1. Where does complexity-aware monitoring fit in USAID’s Program Cycle?
Complexity-aware monitoring (C-AM) is a responsive approach, and it can be implemented at several points in the Program Cycle. We envision that it will be particularly helpful to think about C-AM at the project design and monitoring and evaluation (M&E) planning and updating phases, at the completion of a Country Development Cooperation Strategy (CDCS) process, or if things are changing and you’re in need of adaptive management (the “learning and adapting” phase of the Program Cycle). These times are all appropriate for C-AM implementation, although no time is prohibitive.
2. How can we incorporate learning into adaptive management given USAID's procurement rigidity? What's the link with C-AM?
This is a really important question, and we'd like to correct a common misunderstanding: the procurement system is probably not as rigid as you may think. In our experience, contracts officers vary; but we're often very impressed with how forward thinking USAID's contracts officers are, particularly when the program's goals and expectations are clearly explained. If you discuss your needs openly, chances are there's a solution available to you. Adaptive management requires flexibility, and C-AM helps to provide the timely monitoring data to help inform this flexibility.
USAID employees can find additional guidance on Programnet, including a brief that identifies a few procurement mechanisms which are inherently more flexible options. USAID staff can download the brief here.
3. Can complexity-aware monitoring be incorporated into the usual USAID trainings (Programming Foreign Assistance, Project Design and Management, Evaluation), where appropriate?
As we learn more during our trials and start to build a body of evidence, we will incorporate our findings into relevant trainings.
1. Which projects were selected for the complexity-aware monitoring trials?
First and foremost, we looked for partners who have identified a monitoring need related to a complex aspect of their project. A project may have been a good candidate if performance monitoring wasn't meeting information needs because of any of the following:
- Cause and effect relationships are poorly understood, thereby making it difficult to identify solutions and draft detailed implementation plans in advance
- Expected results require revision to take advantage of new needs and opportunities
- Adaptive management is necessary to steer effectively in a dynamic context
- The purpose of the project is to influence social change or create a new solution to an intractable problem
2. What is the ideal time to consider applying complexity-aware monitoring in a project—in the design stage or during implementation?

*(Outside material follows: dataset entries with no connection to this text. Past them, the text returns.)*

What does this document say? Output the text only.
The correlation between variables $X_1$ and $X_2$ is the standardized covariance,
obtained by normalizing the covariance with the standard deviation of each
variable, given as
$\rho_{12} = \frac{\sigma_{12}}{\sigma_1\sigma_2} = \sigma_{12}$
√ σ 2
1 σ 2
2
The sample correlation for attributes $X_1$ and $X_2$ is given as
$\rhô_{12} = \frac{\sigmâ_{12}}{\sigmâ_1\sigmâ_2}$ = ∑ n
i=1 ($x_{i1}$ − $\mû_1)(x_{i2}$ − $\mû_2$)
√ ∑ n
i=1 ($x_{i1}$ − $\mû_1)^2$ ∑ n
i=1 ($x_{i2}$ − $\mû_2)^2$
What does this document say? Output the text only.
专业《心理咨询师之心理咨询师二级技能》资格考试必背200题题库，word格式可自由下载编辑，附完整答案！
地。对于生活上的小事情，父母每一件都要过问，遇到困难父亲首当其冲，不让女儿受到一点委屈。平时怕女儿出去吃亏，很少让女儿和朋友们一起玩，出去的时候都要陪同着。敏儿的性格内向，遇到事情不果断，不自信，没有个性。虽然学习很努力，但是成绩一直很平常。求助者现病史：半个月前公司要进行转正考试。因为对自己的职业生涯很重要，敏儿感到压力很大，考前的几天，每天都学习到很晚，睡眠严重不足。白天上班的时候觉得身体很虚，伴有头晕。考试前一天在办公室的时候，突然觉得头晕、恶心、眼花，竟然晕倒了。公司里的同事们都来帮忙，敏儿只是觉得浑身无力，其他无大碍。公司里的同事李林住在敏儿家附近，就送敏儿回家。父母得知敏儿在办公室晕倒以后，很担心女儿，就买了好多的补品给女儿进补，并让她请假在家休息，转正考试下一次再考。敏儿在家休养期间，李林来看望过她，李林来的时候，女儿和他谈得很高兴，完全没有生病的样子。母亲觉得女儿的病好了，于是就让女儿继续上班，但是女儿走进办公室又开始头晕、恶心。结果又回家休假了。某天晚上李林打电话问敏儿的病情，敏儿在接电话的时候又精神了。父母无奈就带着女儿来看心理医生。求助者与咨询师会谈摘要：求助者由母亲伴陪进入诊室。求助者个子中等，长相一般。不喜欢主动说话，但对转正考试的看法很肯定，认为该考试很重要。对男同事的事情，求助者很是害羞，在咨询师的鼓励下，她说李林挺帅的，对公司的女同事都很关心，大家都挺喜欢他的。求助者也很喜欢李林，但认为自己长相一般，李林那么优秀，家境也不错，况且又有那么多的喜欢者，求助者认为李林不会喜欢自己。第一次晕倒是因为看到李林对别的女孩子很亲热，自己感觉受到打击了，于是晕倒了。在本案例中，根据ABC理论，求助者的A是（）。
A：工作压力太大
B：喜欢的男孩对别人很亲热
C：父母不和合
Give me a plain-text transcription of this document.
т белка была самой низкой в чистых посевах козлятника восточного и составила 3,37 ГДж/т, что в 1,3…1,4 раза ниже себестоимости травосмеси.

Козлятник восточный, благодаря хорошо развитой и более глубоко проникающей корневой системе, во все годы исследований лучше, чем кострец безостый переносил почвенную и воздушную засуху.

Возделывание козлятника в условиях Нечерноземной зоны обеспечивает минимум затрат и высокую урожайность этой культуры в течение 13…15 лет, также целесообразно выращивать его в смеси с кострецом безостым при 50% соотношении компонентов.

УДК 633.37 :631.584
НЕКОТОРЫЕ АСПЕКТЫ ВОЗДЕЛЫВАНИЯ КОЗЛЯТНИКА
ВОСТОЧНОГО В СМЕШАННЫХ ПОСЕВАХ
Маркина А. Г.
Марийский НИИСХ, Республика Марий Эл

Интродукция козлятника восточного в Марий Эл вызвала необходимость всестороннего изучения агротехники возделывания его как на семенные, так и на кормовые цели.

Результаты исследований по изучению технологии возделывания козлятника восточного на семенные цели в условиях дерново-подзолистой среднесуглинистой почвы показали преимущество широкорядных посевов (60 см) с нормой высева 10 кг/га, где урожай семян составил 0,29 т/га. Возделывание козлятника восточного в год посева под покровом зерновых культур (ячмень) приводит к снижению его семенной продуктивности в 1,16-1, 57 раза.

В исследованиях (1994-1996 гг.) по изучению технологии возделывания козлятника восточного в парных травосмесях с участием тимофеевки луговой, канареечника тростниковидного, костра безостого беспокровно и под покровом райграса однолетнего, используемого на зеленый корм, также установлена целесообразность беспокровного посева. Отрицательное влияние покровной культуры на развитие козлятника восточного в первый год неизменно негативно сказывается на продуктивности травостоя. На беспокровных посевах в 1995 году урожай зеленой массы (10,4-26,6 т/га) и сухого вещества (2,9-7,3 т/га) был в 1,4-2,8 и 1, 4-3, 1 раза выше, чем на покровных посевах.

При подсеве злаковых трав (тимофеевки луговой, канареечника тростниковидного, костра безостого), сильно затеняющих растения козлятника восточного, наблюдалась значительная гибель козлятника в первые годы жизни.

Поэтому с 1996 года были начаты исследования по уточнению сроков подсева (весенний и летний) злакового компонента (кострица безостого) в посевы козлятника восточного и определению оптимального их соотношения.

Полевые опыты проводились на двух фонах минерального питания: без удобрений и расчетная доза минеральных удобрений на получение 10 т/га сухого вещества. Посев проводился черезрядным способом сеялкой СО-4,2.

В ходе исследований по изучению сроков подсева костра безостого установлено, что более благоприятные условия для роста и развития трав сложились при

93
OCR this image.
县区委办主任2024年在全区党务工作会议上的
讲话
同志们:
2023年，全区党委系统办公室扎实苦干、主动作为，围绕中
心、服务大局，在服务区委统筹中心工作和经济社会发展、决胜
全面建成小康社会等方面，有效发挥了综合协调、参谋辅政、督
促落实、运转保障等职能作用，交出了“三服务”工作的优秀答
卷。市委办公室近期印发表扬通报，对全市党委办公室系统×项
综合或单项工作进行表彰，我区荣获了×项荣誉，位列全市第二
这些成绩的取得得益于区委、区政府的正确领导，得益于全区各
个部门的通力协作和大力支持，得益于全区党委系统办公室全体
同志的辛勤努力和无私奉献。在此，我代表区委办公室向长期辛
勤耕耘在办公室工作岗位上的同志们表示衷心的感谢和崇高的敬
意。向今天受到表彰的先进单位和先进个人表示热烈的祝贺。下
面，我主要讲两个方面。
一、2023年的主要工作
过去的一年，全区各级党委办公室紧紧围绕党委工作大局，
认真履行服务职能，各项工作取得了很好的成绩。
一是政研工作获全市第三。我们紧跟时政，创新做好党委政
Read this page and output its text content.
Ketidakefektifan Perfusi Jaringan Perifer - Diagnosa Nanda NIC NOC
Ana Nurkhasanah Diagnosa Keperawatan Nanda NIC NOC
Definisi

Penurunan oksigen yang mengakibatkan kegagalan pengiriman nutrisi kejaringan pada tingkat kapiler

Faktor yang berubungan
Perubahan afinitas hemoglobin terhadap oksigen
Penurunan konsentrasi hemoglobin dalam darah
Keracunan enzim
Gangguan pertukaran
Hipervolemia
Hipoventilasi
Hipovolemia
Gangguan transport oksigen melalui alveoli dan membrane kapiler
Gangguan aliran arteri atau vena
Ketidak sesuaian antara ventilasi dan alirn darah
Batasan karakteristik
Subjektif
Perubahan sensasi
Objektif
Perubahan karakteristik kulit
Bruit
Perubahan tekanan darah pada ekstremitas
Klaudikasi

Complexity-aware monitoring can be implemented at any point in the Program Cycle. However, for the purposes of these trials, we are looking for projects that are already operational and that have a current monitoring need. For those of you who are still at the project design stage, we would love to talk about incorporating complexity-aware monitoring into your project or activity M&E plan. After the project is running, you may then be an ideal partner for us in a later phase of the trials.
3. Where can I find examples of complexity-aware monitoring in USAID?
Most of the promising approaches on trial are backed by a significant body of theory and practice, but they had not previously been used to monitor USAID strategies and projects. The purpose of these trials was to generate a body of knowledge about the benefits of these approaches, and what supports their use, and under what conditions.
4. Why trials? Why not just provide manuals on new monitoring approaches?
When we talked to M&E innovators in the Agency, we found that they struggled with some common challenges including:
- Selecting an appropriate M&E approach to meet their information needs and suit the project and its context
- Understanding which adjustments to the M&E approach facilitate use and which ones compromise data in the application of the M&E approach
The trials were designed to help innovators address these challenges, plus capture the learning so that others can also benefit.
5. What is a typical timeline for a trial? How long did the trials take?
The trials were designed to cover the entire monitoring cycle from design to use of data. A trial beganwith a collaborative process to identify a monitoring need and select the most appropriate approach, continues through planning, preparation, training, and actual monitoring, and ended when the data informs decision making. Many partners required support for approximately one year. However, some approaches took less time.
6. What were the time and resource requirements required from trial partners?
Time and resource requirements for each trial depended on the project’s monitoring need and the approach selected to meet that need. The five recommended approaches offered a range of resource thresholds, our goal was to help partners find the right balance between the usefulness of the information with the effort and cost to obtain it. There are very real time and resource (e.g. LOE, funding) constraints on potential partners, and we developed plans that fits within partner's available capacities.
7. What kind of support and technical assistance were provided?
Support to trial partners from the Office of Learning, Evaluation, and Research (LER) began during start-up. The Complexity-Aware M&E Team helped partners identify how monitoring data can support adaptive management of your project in complexity. Then, LER worked with partners to select the most appropriate monitoring approach. LER’s Resource Panel of international experts assisted with the design of the trial. After the trial launched, an expert provided tailored technical assistance on application of the monitoring approach. Each trial convened a Learning Circle that supported the use of the monitoring approach for the purpose of serving the project’s monitoring needs. Other members of the Learning Circle—including implementing partner representatives, USAID staff from the relevant USAID Mission or Operating Unit, members of the LER Office—collaborated to problem-solve and ensured that the trial produces useful data that meets the project’s monitoring needs.